El pasado martes 12 de abril, en el Senado, el Frente Amplio decidió desconocer dos pronunciamientos populares –el del referéndum de 1989 y el del plebiscito de 2009-, y violar normas y principios fundamentales de la Constitución, para sacarse las ganas de anular, por fin, la Ley de Caducidad.
Todo se hizo en nombre de la lucha contra la impunidad, proclamada –entre otros- por algunos de los beneficiarios de la amnistía amplia y generosa que en marzo de 1985 dejó vacías las cárceles de la dictadura.
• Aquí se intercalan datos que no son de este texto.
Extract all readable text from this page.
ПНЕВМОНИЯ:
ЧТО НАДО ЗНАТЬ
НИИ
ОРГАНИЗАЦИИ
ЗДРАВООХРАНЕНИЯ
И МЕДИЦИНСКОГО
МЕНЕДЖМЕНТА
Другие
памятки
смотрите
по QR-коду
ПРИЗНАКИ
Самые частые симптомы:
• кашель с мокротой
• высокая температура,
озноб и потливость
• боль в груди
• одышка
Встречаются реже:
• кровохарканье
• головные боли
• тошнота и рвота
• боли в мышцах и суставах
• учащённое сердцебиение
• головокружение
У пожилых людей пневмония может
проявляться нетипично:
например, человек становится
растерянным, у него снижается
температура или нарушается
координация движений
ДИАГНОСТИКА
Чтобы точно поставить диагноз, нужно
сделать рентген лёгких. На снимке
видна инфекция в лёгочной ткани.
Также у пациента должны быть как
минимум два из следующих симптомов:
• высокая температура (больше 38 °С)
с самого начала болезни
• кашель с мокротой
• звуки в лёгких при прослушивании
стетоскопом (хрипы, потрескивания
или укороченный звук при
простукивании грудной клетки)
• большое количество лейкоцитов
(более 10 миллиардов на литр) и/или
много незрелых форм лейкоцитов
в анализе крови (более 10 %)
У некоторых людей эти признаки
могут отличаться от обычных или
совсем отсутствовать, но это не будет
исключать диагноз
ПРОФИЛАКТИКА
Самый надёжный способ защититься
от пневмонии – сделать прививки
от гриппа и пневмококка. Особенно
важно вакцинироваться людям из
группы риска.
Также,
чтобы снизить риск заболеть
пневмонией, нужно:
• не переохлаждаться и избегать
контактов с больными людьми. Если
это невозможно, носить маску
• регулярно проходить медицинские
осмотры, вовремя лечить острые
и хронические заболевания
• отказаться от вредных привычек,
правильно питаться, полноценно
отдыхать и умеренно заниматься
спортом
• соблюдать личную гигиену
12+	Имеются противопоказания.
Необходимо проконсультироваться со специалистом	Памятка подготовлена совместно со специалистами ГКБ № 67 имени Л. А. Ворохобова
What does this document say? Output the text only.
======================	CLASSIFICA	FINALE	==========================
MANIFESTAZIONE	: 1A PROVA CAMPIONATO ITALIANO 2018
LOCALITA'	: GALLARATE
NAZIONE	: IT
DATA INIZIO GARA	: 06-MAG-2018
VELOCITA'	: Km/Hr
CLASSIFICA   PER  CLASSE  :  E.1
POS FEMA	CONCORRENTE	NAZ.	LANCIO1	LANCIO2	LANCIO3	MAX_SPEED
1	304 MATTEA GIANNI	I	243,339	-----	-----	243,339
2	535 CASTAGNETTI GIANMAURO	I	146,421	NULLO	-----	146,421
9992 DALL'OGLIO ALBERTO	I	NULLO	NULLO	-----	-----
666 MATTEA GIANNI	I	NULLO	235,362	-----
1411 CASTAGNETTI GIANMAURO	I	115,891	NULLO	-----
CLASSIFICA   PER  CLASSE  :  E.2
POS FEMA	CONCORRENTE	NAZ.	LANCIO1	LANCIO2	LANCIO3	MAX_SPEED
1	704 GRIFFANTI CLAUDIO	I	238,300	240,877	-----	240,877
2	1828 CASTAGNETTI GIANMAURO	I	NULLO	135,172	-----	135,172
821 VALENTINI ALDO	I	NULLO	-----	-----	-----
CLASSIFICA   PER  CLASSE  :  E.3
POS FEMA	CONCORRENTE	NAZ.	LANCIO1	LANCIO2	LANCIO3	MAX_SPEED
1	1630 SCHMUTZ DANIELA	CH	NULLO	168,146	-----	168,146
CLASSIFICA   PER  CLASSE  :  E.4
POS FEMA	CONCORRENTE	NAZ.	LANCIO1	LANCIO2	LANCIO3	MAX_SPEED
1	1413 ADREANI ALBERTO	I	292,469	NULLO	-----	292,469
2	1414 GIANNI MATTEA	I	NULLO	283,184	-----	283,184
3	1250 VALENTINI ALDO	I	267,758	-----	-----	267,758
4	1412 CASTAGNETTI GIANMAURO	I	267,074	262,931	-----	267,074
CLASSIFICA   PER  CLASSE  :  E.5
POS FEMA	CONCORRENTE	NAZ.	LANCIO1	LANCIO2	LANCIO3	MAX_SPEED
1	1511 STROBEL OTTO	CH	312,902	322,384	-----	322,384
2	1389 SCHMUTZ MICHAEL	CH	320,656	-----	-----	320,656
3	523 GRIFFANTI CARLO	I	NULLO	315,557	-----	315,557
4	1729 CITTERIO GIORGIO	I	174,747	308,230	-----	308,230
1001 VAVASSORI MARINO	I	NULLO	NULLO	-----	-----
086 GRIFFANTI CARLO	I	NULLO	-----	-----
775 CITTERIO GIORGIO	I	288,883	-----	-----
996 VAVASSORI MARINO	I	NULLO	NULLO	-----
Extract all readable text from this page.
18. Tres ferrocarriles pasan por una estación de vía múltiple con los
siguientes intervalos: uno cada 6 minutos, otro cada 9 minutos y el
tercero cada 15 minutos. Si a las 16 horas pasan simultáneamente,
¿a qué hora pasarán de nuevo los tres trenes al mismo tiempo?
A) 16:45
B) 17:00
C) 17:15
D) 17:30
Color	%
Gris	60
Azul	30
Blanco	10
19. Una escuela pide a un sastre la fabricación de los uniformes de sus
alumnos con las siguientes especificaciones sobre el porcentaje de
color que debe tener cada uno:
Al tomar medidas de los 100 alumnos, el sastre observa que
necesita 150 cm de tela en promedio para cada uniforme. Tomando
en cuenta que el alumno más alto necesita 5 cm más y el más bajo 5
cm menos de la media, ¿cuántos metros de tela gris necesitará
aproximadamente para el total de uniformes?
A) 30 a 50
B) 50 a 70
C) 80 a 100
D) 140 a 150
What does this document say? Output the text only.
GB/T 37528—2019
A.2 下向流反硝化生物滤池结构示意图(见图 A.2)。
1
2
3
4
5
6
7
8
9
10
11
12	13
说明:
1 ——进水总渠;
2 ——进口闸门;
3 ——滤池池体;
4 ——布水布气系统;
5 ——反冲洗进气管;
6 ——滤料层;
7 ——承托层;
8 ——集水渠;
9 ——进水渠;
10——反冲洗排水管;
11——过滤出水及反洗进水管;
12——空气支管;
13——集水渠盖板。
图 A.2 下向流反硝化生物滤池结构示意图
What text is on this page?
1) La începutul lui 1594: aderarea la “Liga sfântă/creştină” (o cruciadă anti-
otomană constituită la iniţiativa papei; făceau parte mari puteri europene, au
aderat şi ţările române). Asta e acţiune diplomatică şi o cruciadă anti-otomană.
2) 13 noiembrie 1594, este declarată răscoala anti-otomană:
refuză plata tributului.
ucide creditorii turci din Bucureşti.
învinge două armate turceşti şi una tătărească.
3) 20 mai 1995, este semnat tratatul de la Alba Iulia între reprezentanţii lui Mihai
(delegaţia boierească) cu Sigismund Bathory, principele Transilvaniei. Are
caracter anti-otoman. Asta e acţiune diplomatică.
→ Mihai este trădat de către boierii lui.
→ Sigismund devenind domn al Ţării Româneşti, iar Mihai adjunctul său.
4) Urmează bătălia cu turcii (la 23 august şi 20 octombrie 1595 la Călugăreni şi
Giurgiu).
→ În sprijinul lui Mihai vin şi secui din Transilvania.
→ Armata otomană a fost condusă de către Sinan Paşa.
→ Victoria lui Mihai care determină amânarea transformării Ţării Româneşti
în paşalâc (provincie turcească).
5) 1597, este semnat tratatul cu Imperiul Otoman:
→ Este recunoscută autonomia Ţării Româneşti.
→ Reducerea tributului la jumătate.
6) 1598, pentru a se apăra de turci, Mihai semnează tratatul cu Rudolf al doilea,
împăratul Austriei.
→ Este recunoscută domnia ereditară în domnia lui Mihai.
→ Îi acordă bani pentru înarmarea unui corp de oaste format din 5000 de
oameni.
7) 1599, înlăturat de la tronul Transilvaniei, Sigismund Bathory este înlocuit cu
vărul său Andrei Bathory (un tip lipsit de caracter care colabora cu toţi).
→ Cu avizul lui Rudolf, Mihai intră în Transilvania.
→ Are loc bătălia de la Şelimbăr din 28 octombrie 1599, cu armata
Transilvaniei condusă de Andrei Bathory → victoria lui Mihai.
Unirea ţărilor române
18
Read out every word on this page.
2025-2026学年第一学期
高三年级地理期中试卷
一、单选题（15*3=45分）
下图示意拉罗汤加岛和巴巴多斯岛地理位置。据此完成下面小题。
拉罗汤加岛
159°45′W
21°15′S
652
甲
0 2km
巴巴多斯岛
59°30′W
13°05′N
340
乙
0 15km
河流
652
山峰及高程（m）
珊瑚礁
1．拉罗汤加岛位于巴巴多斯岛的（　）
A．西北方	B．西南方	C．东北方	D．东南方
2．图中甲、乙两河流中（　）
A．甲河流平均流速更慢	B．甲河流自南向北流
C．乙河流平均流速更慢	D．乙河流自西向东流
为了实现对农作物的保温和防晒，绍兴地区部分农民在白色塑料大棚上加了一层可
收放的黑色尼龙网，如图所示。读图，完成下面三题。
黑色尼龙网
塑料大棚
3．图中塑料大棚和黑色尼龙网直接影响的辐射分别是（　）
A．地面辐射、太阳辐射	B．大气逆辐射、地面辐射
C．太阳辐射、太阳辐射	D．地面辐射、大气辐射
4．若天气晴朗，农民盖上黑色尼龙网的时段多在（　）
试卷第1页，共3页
Los dos pronunciamientos populares fueron categóricos. En 1989 el Cuerpo Electoral decidió expresamente confirmar la Ley de Caducidad, y no meramente desechar el recurso de referéndum interpuesto contra ella. La papeleta amarilla lo decía de manera inequívoca: “Voto por confirmar los artículos 1 a 4 de la Ley 15.848”. Un millón cien mil ciudadanos optaron por esta alternativa, mientras ochocientos mil lo hacían por la papeleta verde. Trescientos mil votos de diferencia, pues.
En el 2009, después de una larga campaña -sin oposición- por la anulación de la Ley de Caducidad, la ciudadanía le dio la espalda a la propuesta, que no tuvo los sufragios necesarios para su aprobación.
A veinte años de distancia, dos decisiones populares ratificaron el camino del “cambio en paz” elegido en 1984. El argumento jurídico de que esas dos decisiones no le quitan a la Ley de Caducidad su carácter de tal (por lo que el Parlamento podría modificarla o derogarla), no es suficiente para darle legitimidad democrática al propósito de “enmendarle la plana al soberano”, como decía Mujica cuando era candidato y se comprometía a acatar el veredicto popular; el mismo que hoy entrega –nuevo Poncio Pilatos- a la decisión de “la fuerza política”.
Todavía hay que agregar que la mayoría parlamentaria de un voto que le pasó por encima a las dos decisiones del Cuerpo Electoral, se armó “a prepo”, a fuerza de disciplina partidaria. Ni Fernández Huidobro ni Nin Novoa estaban de acuerdo con el proyecto de ley y así lo manifestaron públicamente, aunque después terminaron cediendo –de distintas maneras- y allanando el camino para su aprobación.
Como lo dijeron todos los profesores y catedráticos que asesoraron a las Comisiones parlamentarias, el proyecto de ley aprobado el martes no es “interpretativo”; califica de incompatible con la Constitución a la Ley de Caducidad y le niega a sus disposiciones valor jurídico alguno. En menos palabras, esto equivale a anular la ley. Y la anulación, se sabe, tiene efecto retroactivo, que es precisamente lo que establece el proyecto en cuestión. No hay “cosa juzgada” ni prescripción que valga; volvemos al 21 de diciembre de 1986, el día anterior a la sanción de la Ley de Caducidad.
Por supuesto, todo esto es inconstitucional. La anulación de las leyes no existe en nuestro derecho, declararlas inconstitucionales es de resorte exclusivo de la Suprema Corte de Justicia y aún la Corte, cuando declara inaplicable una ley al caso concreto sometido a su consideración, deja a salvo las situaciones en las que la norma en cuestión ya se aplicó. El hacer tabla rasa de la cosa juzgada implica intromisión legislativa en el fuero jurisdiccional y, por ende, violación del principio de separación de poderes. Eliminar prescripciones ya operadas o modificar normas de prescripción en perjuicio de los justiciables es violar el derecho humano fundamental a la seguridad jurídica.
En suma: el Frente Amplio perforó el doble blindaje democrático de la Ley de Caducidad para imponer normas de evidente inconstitucionalidad, lesivas de derechos humanos fundamentales.
Tanto atropello nos trae a la memoria las palabras con las que Gregorio Álvarez solía anunciar sus arbitrariedades, durante los años sombríos de la dictadura: “pese a todo y a todos los que se opongan”.
Una vez más, queda demostrado que los extremos se tocan.
(*) Abogado. Senador de la República. Secretario general del Partido Colorado.